Step 2: Looking straight ahead, bend at both the hips and knees, ensuring that your knees point toward your toes. Continue bending your knees until your thighs are parallel with the floor, ensuring that your back remains between a 45- to 90-degree angle to your hips.
Step 3: Push through your heels and extend your knees to return to the starting position. Do 15 reps.
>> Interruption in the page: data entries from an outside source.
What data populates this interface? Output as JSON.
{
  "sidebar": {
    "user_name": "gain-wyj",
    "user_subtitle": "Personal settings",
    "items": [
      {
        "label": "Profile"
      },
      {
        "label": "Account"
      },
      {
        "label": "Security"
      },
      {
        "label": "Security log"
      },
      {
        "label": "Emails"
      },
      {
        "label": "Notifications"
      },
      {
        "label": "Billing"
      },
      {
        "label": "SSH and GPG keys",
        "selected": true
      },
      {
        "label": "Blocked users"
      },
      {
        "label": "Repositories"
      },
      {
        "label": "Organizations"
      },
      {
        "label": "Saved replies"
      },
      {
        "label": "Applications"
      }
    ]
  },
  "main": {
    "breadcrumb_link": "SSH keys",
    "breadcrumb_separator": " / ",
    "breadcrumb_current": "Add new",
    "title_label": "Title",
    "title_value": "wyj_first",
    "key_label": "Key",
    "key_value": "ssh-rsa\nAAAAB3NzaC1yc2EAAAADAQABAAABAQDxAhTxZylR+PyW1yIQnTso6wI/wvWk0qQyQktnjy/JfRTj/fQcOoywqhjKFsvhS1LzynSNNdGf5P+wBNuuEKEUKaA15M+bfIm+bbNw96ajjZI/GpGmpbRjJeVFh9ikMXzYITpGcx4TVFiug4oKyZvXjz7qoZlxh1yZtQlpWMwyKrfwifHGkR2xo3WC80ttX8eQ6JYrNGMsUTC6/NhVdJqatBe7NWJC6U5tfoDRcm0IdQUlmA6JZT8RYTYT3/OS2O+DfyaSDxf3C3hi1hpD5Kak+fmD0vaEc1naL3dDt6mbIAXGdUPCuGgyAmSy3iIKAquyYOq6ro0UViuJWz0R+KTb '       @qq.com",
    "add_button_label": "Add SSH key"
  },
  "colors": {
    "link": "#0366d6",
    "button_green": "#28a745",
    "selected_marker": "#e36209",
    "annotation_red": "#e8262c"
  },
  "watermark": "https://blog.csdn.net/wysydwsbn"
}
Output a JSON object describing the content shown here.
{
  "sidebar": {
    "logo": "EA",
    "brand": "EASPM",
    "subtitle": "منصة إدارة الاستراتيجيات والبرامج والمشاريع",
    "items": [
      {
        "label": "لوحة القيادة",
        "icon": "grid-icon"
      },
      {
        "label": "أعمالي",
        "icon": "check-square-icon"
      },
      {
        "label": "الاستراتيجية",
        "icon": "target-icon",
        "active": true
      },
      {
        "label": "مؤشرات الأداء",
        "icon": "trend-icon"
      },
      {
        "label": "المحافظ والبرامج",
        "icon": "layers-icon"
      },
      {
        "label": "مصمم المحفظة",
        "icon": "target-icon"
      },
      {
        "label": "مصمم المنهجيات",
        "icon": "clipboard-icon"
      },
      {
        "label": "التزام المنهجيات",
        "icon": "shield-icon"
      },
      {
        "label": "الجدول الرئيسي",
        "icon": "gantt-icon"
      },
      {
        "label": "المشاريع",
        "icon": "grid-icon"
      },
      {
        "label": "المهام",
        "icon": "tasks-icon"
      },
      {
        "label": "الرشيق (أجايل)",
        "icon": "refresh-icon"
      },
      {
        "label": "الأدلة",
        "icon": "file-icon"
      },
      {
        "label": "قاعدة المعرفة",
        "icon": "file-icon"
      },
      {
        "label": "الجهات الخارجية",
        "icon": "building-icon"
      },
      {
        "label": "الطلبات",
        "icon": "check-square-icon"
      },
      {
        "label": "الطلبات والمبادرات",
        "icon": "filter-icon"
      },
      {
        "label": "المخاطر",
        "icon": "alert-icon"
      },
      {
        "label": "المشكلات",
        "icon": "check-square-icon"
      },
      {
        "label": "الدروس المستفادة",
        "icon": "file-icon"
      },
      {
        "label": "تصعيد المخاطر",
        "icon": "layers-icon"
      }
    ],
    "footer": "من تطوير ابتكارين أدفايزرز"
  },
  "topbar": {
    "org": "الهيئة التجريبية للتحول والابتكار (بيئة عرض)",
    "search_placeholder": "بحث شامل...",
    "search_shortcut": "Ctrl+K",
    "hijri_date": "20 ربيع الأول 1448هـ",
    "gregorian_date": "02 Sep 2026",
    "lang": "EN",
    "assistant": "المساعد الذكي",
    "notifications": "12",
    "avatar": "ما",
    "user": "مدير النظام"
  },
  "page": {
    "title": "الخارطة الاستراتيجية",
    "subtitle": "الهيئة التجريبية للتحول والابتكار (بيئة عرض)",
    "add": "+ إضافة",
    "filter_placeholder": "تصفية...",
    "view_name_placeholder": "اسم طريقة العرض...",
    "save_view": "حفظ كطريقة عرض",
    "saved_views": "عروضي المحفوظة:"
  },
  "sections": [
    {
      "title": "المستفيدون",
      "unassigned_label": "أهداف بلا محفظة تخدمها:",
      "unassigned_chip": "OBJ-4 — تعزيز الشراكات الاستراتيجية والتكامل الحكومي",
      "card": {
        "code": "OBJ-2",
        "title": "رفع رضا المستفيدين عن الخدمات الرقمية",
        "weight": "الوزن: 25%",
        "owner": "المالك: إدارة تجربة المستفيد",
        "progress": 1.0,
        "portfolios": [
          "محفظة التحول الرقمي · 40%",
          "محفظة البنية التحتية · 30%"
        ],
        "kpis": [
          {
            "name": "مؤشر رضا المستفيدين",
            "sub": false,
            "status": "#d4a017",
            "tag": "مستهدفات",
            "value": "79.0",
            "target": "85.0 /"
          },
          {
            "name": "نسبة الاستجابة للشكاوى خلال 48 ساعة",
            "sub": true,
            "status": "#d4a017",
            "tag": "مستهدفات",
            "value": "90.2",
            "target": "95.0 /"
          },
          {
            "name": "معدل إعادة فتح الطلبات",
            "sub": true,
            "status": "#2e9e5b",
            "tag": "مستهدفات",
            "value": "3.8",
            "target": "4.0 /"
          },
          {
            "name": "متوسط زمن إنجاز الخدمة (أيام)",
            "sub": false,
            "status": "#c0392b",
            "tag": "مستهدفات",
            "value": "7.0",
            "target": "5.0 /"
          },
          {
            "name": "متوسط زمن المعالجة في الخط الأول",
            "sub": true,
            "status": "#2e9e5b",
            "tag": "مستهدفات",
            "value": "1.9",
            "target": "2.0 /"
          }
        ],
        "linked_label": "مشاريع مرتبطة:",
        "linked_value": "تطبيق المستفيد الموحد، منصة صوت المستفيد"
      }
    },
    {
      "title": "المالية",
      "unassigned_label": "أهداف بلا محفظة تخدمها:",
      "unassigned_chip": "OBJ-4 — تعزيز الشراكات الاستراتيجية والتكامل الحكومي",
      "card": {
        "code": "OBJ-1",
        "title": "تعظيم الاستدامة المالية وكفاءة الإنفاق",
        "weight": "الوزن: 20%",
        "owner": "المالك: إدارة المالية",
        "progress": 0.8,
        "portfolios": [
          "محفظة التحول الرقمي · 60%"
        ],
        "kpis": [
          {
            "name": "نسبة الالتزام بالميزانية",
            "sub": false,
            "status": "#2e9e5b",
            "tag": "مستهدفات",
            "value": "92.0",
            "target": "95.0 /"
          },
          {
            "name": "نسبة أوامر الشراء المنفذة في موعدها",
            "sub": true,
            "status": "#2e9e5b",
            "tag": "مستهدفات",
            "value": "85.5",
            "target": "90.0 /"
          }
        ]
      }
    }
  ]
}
Step 1: Holding a kettlebell with both hands in an overhand grip (palms facing towards your body) in front of your legs, plant both feet on the floor slightly further than shoulder-width apart. Draw your shoulder blades down and back to push your chest out slightly. This is your starting position.
Step 2: Bending from the hips only, allow the kettlebell to run along the length of your thighs and halfway down your shins, ensuring that you maintain a proud chest and that your head is an extension of your spine. You should feel tension in your hamstrings (back of your legs).
Step 3: As you reach halfway down your shins, push through your heels and, using your glutes and hamstrings, extend your knees and hips to return to the starting position. Ensure that the kettlebell remains in contact with your legs. Do 15 reps.
Step 1: Holding a kettlebell in your left hand, plant both feet on the floor shoulder-width apart. Place your right hand behind your ear. This is your starting position.
Step 2: Inhale. Stretching your right obliques, lower the kettlebell down your left leg and draw your ribs towards your left hip.
Step 3: Exhale. Contract your right obliques to straighten your torso to return to the starting position. Do 10 reps before performing the move on the opposite side.
Step 1: Lie on your back on a yoga mat. Extend both legs and engage your abdominal muscles by drawing your belly button in towards your spine. This is your starting position.
Step 2: While keeping your legs extended, slowly raise your legs upwards until they form a 90-degree angle with your hips.
Step 3: Slowly lower your legs to return to the starting position, but without lowering your feet to the floor. Do 15 reps.